Regulatory action linked to coronavirus recovery has already been introduced in the form of the EU plastics charge, which came on top of existing announcements from Italy, Spain and the UK – all of which are planning to introduce plastic taxes. Meanwhile, signatories to the US Plastics Pact and the Ellen MacArthur Foundation are eager to show progress.
Consumers, too, are piling on pressure and many brands have committed to using more recycled material. Unilever, for instance, has pledged to halve virgin plastic use by 2025, and both Tesco and Mars have begun trialling food-grade chemically recycled plastics. BASF has predicted Europe could reach 1 million tons per year of chemically recycled plastics by 2025.
“People are increasingly shaping the way the market looks at plastics,” says Ashley Byford-Bates, Director of Product and Analytics. “Our customers are focusing on how they can obtain more recycled materials and move towards a circular economy.”
ICIS has included prices for recycled plastics in its weekly subscription services since 2006. It has also introduced the Recycling Supply Tracker to the market. This enables buyers to source recycled plastics. The platform shows the locations of mechanical recycling plants around the world and their current supply levels. Customers can filter by country, type of plastic, colour of plastic and whether it is food-grade. It is the only platform of its kind and will soon provide information on chemical recycling labs, pilots and projects.
A circular economy
Solving the problem of plastic is one of the biggest challenges humanity has faced.

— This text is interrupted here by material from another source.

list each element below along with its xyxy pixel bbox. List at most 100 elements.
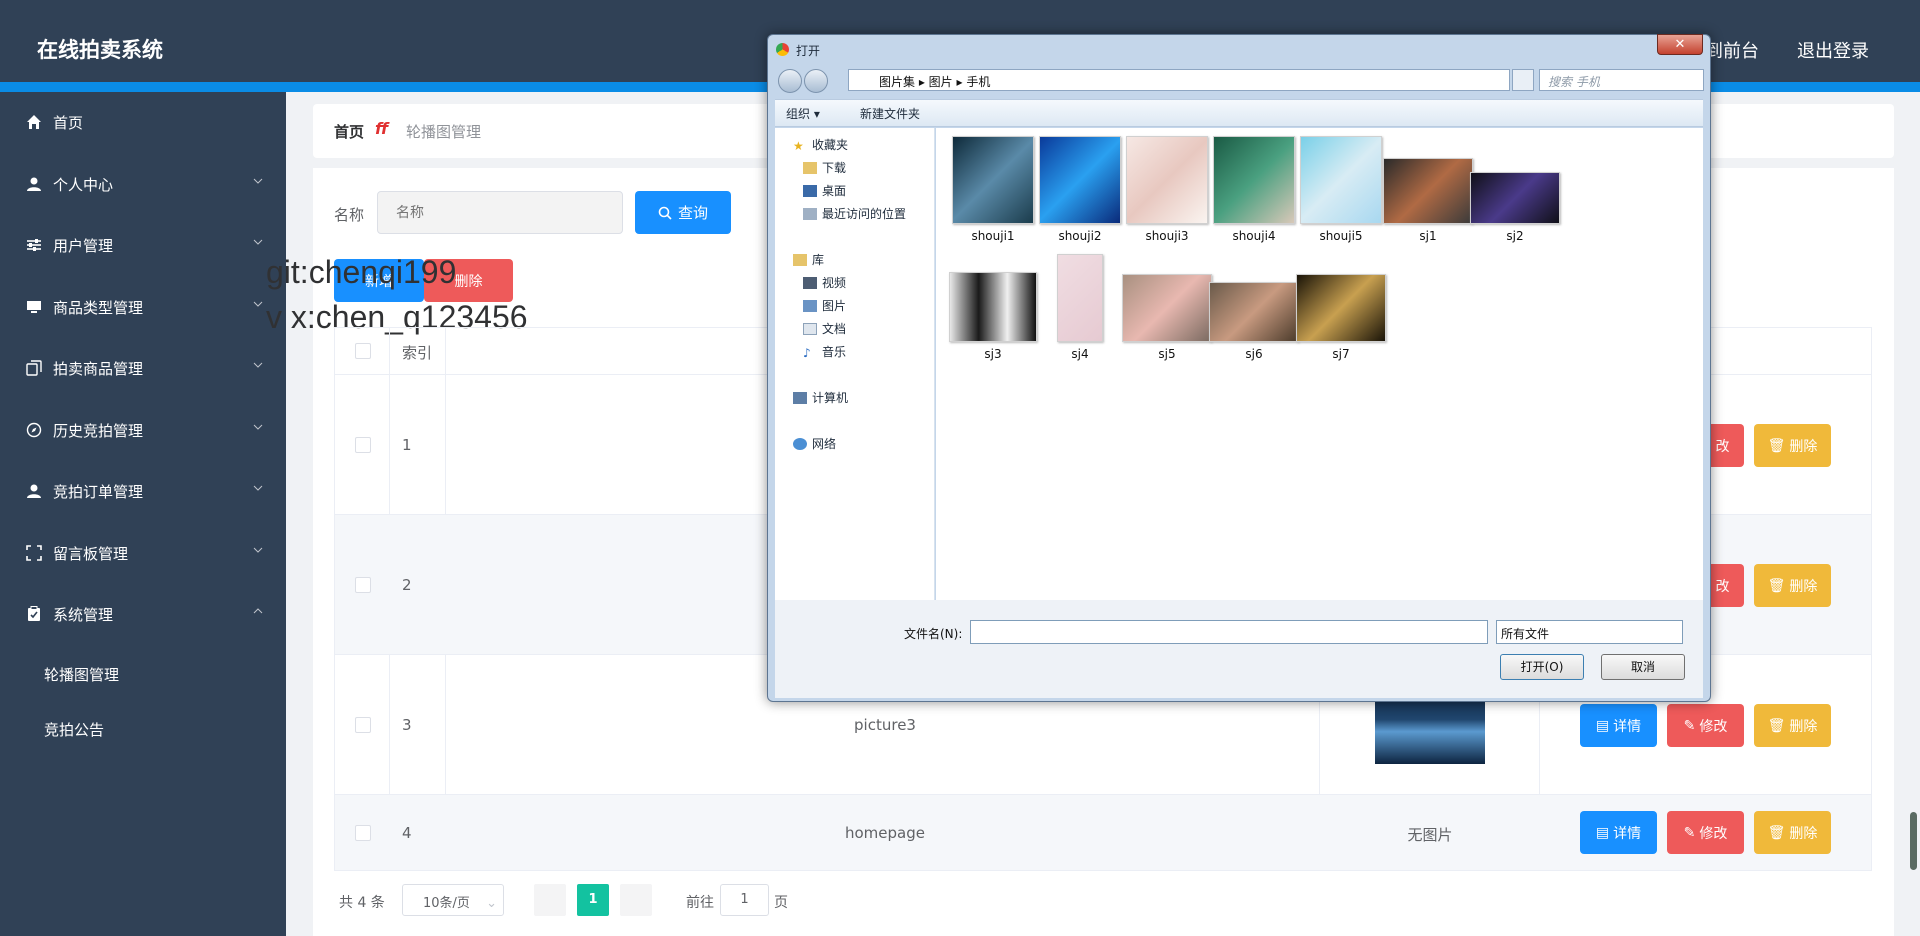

Nearly all manufactured goods contain plastics and many are essential – if items containing plastic were removed from hospitals, for instance, there would be little remaining.

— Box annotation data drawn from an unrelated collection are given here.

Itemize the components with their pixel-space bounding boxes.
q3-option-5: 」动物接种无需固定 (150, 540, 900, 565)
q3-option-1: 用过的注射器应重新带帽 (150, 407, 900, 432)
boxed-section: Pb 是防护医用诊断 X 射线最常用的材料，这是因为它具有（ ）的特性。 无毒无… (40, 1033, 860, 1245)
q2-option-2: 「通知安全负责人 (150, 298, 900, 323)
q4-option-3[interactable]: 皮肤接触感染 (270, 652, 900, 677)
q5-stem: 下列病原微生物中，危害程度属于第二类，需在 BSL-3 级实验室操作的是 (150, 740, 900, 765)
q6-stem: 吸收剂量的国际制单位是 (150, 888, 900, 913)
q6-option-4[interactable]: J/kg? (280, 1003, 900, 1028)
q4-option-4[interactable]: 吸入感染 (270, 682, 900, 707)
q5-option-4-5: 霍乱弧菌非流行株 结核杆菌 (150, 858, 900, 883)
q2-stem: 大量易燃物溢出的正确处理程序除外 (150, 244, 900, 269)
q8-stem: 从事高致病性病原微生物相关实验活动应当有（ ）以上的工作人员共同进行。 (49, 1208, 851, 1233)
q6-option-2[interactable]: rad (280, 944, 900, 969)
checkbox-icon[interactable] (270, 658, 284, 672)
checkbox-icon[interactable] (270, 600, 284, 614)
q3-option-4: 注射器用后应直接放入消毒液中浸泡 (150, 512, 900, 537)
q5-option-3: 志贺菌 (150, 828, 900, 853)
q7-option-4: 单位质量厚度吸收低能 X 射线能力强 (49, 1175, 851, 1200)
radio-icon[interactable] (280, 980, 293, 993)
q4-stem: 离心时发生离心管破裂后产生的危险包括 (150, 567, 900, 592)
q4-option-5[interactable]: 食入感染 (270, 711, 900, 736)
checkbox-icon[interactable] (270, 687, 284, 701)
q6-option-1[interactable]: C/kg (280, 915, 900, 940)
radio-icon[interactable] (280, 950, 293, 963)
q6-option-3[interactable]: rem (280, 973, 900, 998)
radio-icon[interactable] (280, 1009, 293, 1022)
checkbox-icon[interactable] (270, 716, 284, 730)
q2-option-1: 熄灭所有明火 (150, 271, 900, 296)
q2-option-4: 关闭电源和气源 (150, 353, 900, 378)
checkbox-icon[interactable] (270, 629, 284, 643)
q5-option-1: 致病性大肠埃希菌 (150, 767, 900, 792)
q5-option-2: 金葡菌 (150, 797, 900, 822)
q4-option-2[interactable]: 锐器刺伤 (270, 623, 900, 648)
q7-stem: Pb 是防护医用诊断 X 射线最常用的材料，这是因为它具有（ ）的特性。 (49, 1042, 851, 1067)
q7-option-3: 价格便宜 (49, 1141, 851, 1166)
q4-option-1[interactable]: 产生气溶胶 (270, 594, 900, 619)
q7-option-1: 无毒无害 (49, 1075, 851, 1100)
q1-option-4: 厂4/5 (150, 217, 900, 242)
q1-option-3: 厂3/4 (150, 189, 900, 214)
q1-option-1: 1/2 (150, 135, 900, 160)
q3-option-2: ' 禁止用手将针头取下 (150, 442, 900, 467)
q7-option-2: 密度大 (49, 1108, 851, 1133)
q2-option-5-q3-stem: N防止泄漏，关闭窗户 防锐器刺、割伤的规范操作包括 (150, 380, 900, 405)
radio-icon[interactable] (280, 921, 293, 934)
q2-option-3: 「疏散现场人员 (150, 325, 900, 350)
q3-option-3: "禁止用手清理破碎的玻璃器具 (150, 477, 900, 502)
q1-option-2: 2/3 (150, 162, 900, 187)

“To the general public, the plastic problem is all about disposable single-use packaging," says Charlotte Williams, Professor of Inorganic Chemistry at the University of Oxford and a Lead Researcher on the Future of Plastics. "But it’s essential to realise that demonising polymers and plastics is not the solution. They are more than simply packaging. We use plastics because they can do things other materials cannot. Many of the technologies of the future, from electric transport to medical devices, will rely on really good polymeric materials.”
The solution is likely to involve improving recycling infrastructures; designing new, more sustainable plastics; designing products with an end-of-life plan; finding new ways to degrade plastics – such as plastic-eating mealworms and microbes; and diversifying the raw materials that make plastics to plant-based alternatives.
The goal is a circular economy that minimises the environmental impact of plastics without losing their many benefits. Plastics is not the problem, it's plastic waste. It is a future managing director Dean Curtis is so determined to achieve he has recruited an Olympic psychologist from British Rowing to help him build the kind of high-performance culture that can take on a challenge of this scale.
Curtis comes from the world of elite sport himself and believes diverse and inclusive teams where everyone can be the best version of themselves deliver the best results and drive innovation. He encourages his team to be curious, passionate and courageous in tackling this most important of problems, telling them: “A vision is more than just words. It needs to be lived by all of us every day.”
“The younger generation care about purpose over profit which is fantastic for everybody,” adds Curtis. “When I was asked to run a petrochemicals business, I thought: ‘That’s a bit dirty, isn’t it?’ People avoid the industry because of those perceptions but the problem will be solved here. The industry was born out of innovation and it needs to be front and centre in solving the problem. We need to work together and attract the best and brightest talent to tackle one of the most important issues of our time."